One of the most iconic anti-aircraft weapons of WWII, the 20mm Oerlikon was ready to swat down kamikaze and Messerschmitt alike.

Back in 1934, the Swiss-based company of Oerlikon Contraves (Oerlikon being the name of the town the factory was located in and contra-aves being Latin for “against birds”) dusted off a World War I design by German arms engineer Reinhold Becker and super-sized it to be able to smoke low-flying aircraft.

This gun, typically just referred to as the Oerlikon, became perhaps one of the most effective single-man operated antiaircraft artillery cannons of the 1940s. And firing a 20x110RB round about three times as heavy as the .50 BMG it’s easy to see why.

A working and transferable Oerlikon on an Mk4 Naval mount.  Note the huge recoil spring on the open bolt gun. It was estimated that the gun in U.S. service was responsible for splashing about one out of three Japanese aircraft shot down during WWII. (Photos: Rock Island Auction)

Used by ground forces from Switzerland to Thailand and on everything afloat from PT-boats to battleships and aircraft carriers, the Oerlikon was super popular whenever enemy planes were spotted low on the horizon.

The ammo is in many ways unique today.

The gun used a variety of ammunition types, loaded in a hefty 60-round drum that weighed 36-pounds when empty.

Guns.com featured Alan and his mother-freaking gorgeous 20mm Oerlikon in an article back in 2013 and below we have a video of it spitting 60 (hand-crafted) cigar-size rounds downrange. Alan is lucky enough to own a transferable Oerlikon which we showed pictures of in a previous article.

“It’s a big low throaty boom-boom-boom and bounces me around a little,” he said when asked how it felt to take the 20 mike-mike for a ride.

And the ammo? You can’t just go down to the local big box and pick some up of these giant rebated rimmed cartridges. This stuff hasn’t been factory manufactured in generations– which leaves Alan to roll his own.

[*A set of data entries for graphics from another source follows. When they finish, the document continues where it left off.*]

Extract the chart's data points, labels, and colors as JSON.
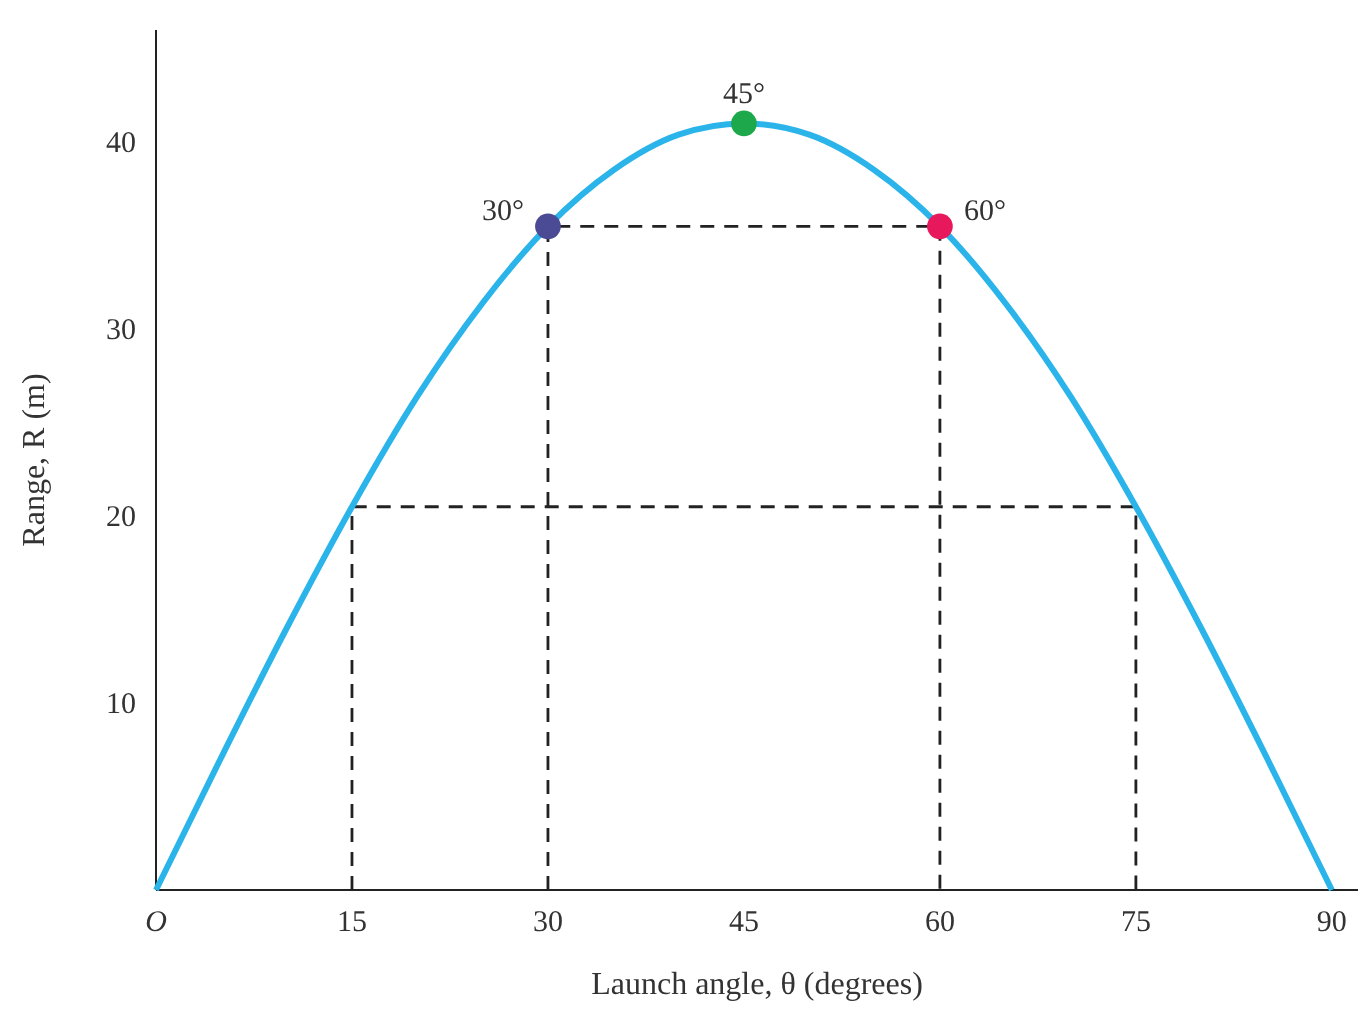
{
  "chart_data": {
    "type": "line",
    "xlabel": "Launch angle, θ (degrees)",
    "ylabel": "Range, R (m)",
    "xlim": [
      0,
      92
    ],
    "ylim": [
      0,
      46
    ],
    "xticks": [
      {
        "value": 0,
        "label": "O"
      },
      15,
      30,
      45,
      60,
      75,
      90
    ],
    "yticks": [
      10,
      20,
      30,
      40
    ],
    "series": [
      {
        "color": "#2ab4ea",
        "x": [
          0,
          5,
          10,
          15,
          20,
          25,
          30,
          35,
          40,
          45,
          50,
          55,
          60,
          65,
          70,
          75,
          80,
          85,
          90
        ],
        "values": [
          0,
          7.1,
          14.0,
          20.5,
          26.4,
          31.4,
          35.5,
          38.5,
          40.4,
          41,
          40.4,
          38.5,
          35.5,
          31.4,
          26.4,
          20.5,
          14.0,
          7.1,
          0
        ]
      },
      {
        "type": "line",
        "color": "#222222",
        "line_style": "dashed",
        "x": [
          15,
          15,
          75,
          75
        ],
        "values": [
          0,
          20.5,
          20.5,
          0
        ]
      },
      {
        "type": "line",
        "color": "#222222",
        "line_style": "dashed",
        "x": [
          30,
          30,
          60,
          60
        ],
        "values": [
          0,
          35.5,
          35.5,
          0
        ]
      },
      {
        "type": "scatter",
        "marker": "circle",
        "x": [
          30,
          45,
          60
        ],
        "values": [
          35.5,
          41,
          35.5
        ],
        "colors": [
          "#4b4a94",
          "#1ea84c",
          "#e8185c"
        ]
      }
    ],
    "annotations": [
      {
        "text": "30°",
        "x": 30,
        "y": 35.5
      },
      {
        "text": "45°",
        "x": 45,
        "y": 41
      },
      {
        "text": "60°",
        "x": 60,
        "y": 35.5
      }
    ]
  }
}
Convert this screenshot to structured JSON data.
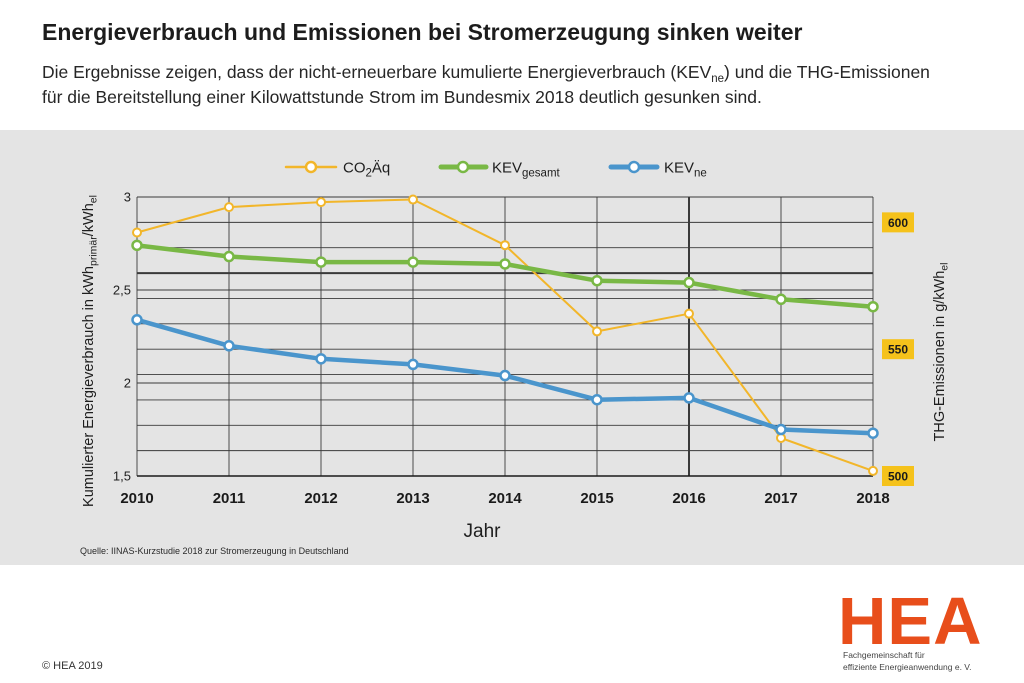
{
  "header": {
    "title": "Energieverbrauch und Emissionen bei Stromerzeugung sinken weiter",
    "subtitle_line1_a": "Die Ergebnisse zeigen, dass der nicht-erneuerbare kumulierte Energieverbrauch (KEV",
    "subtitle_line1_sub": "ne",
    "subtitle_line1_b": ") und die THG-Emissionen",
    "subtitle_line2": "für die Bereitstellung einer Kilowattstunde Strom im Bundesmix 2018 deutlich gesunken sind."
  },
  "chart_data": {
    "type": "line",
    "x": [
      2010,
      2011,
      2012,
      2013,
      2014,
      2015,
      2016,
      2017,
      2018
    ],
    "series": [
      {
        "legend": {
          "text": "CO",
          "sub": "2",
          "tail": "Äq"
        },
        "secondary_axis": true,
        "color": "#f2b62a",
        "values": [
          596,
          606,
          608,
          609,
          591,
          557,
          564,
          515,
          502
        ]
      },
      {
        "legend": {
          "text": "KEV",
          "sub": "gesamt"
        },
        "secondary_axis": false,
        "color": "#79b845",
        "values": [
          2.74,
          2.68,
          2.65,
          2.65,
          2.64,
          2.55,
          2.54,
          2.45,
          2.41
        ]
      },
      {
        "legend": {
          "text": "KEV",
          "sub": "ne"
        },
        "secondary_axis": false,
        "color": "#4a95cc",
        "values": [
          2.34,
          2.2,
          2.13,
          2.1,
          2.04,
          1.91,
          1.92,
          1.75,
          1.73
        ]
      }
    ],
    "xlabel": "Jahr",
    "ylabel": {
      "a": "Kumulierter Energieverbrauch in kWh",
      "sub1": "primär",
      "b": "/kWh",
      "sub2": "el"
    },
    "y2label": {
      "a": "THG-Emissionen in g/kWh",
      "sub": "el"
    },
    "ylim": [
      1.5,
      3
    ],
    "y2lim": [
      500,
      610
    ],
    "yticks": [
      {
        "value": 3,
        "label": "3"
      },
      {
        "value": 2.5,
        "label": "2,5"
      },
      {
        "value": 2,
        "label": "2"
      },
      {
        "value": 1.5,
        "label": "1,5"
      }
    ],
    "y2ticks": [
      {
        "value": 600,
        "label": "600"
      },
      {
        "value": 550,
        "label": "550"
      },
      {
        "value": 500,
        "label": "500"
      }
    ],
    "y2tick_box_color": "#f5c21b",
    "grid": true,
    "legend_position": "top-center"
  },
  "source": "Quelle: IINAS-Kurzstudie 2018 zur Stromerzeugung in Deutschland",
  "footer": {
    "copyright": "© HEA 2019",
    "logo_text": "HEA",
    "logo_color": "#e84e1b",
    "org_line1": "Fachgemeinschaft für",
    "org_line2": "effiziente Energieanwendung e. V."
  },
  "colors": {
    "panel": "#e4e4e4",
    "grid": "#3a3a3a",
    "text": "#1e1e1e"
  }
}
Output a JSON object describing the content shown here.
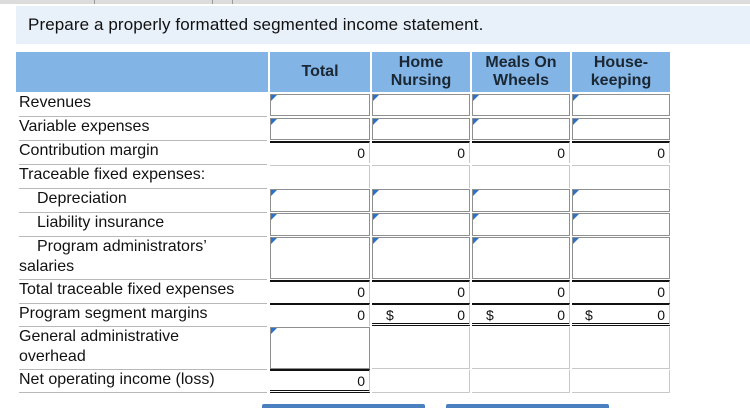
{
  "instruction": "Prepare a properly formatted segmented income statement.",
  "columns": [
    {
      "line1": "Total",
      "line2": ""
    },
    {
      "line1": "Home",
      "line2": "Nursing"
    },
    {
      "line1": "Meals On",
      "line2": "Wheels"
    },
    {
      "line1": "House-",
      "line2": "keeping"
    }
  ],
  "rows": {
    "revenues": "Revenues",
    "variable_expenses": "Variable expenses",
    "contribution_margin": "Contribution margin",
    "traceable_fixed": "Traceable fixed expenses:",
    "depreciation": "Depreciation",
    "liability_insurance": "Liability insurance",
    "program_admin_1": "Program administrators’",
    "program_admin_2": "salaries",
    "total_traceable": "Total traceable fixed expenses",
    "program_segment_margins": "Program segment margins",
    "general_admin_1": "General administrative",
    "general_admin_2": "overhead",
    "net_operating_income": "Net operating income (loss)"
  },
  "values": {
    "contribution_margin": [
      "0",
      "0",
      "0",
      "0"
    ],
    "total_traceable": [
      "0",
      "0",
      "0",
      "0"
    ],
    "program_segment_margins": [
      "0",
      "0",
      "0",
      "0"
    ],
    "net_operating_income": [
      "0"
    ]
  },
  "currency_symbol": "$",
  "colors": {
    "header_blue": "#82b4e6",
    "instruction_bg": "#e8f0fa",
    "input_corner": "#2e72c7"
  }
}
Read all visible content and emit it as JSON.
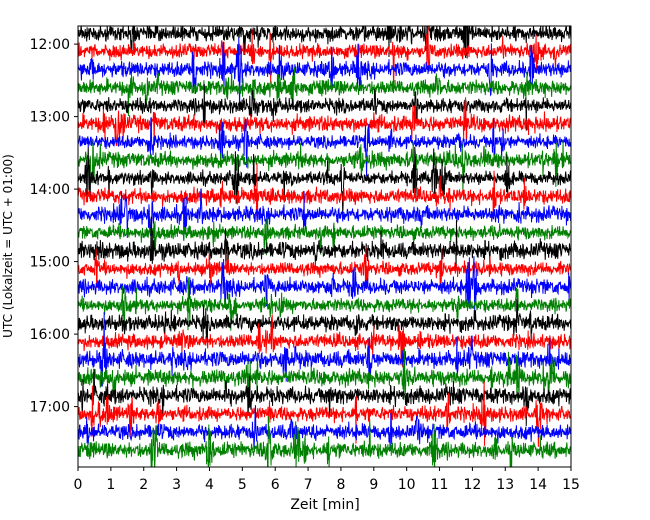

“I have to make it from modern 20mm x 102 cases,” he said. “I use my log splitter and a weldment to hold dies to form the cases. It’s a long process, but in the end, I get 20x110RB brass and reload those.”

Seems to work pretty good.

Other than that, your best bet is to visit your nearest WWII museum ship such as the USS Alabama, where volunteers and curators work hand in hand to preserve such relics available to the public.